Looking at her now in the twilight I can’t imagine our family without her in it, or a life in which she didn’t exist. She rounds out my motherhood and completes us, all five of us.
It is fascinating to watch the dynamic of these three siblings as it ebbs and flows. Sometimes the girls pair up and other times it’s the older ones who stick together. Then at another moment, it might be the oldest and the youngest in sync with one another. They bicker and argue, but they share a bond of siblinghood that will last for the rest of their lives.
As parents, transitioning from two to three children has been for us the biggest of the challenges. We often joke that with her arrival, we became that family that is always running late and whose car is spewing food crumbs when the doors slide open. Three years in, I still haven’t found my footing in this arrangement yet I’m very content. Being out numbered on the parent-to-child ratio is not only for real, but a for real force! It rarely seems that all three of them are happy at the same time and I joke that someone is crying, always. Things feel very, very busy.
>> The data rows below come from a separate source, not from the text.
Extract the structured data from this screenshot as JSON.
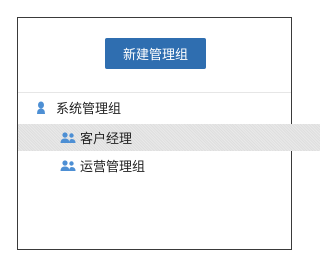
{
  "toolbar": {
    "new_group_label": "新建管理组"
  },
  "tree": {
    "root": {
      "label": "系统管理组",
      "icon": "user-icon"
    },
    "children": [
      {
        "label": "客户经理",
        "icon": "users-group-icon",
        "selected": true
      },
      {
        "label": "运营管理组",
        "icon": "users-group-icon",
        "selected": false
      }
    ]
  },
  "colors": {
    "button": "#2f6eb0",
    "icon": "#4d8fd4",
    "selected_row": "#e3e3e3"
  }
}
And then there is her. In many ways she is our easiest child, and in other ways the hardest. She was given the most daring of our baby names, yet likely won’t have a birthday party until she is ten. She tags along to the activities of others, and draws attention to herself in ways her siblings never did. Her socks are never matching, and her hand-me-down clothes are always running just a tad too big. I forget the names of the kids in her preschool class and hope I remember to sign her up for soccer. She’s my sidekick for errands and grocery store trips more so than a participant in playgroups or music class.
She is the last of our three greatest gifts and the one who will preserve this stage of motherhood for me. I will parent her with a confidence I didn’t have before. With my first child, I was always reaching and desperate to take hold of what was next. With my last child, I cling to time even as I feel it being yanked away from me. With her every stage, I’m desperate to freeze it, knowing it’s the last. But alas, it slips away, just as another one enters. My mind plays catch up, while my heart is stuck for a brief moment, finding a home for the memory of what has just passed.
So as I gaze at her sleepy smile in the stillness of the night, I snuggle her a little closer. I know that this age, this stage and this exact moment will only be presented to me once. She can fit right here in the nook of my belly for just as long as she wants, because I’m just so thankful that she’s here.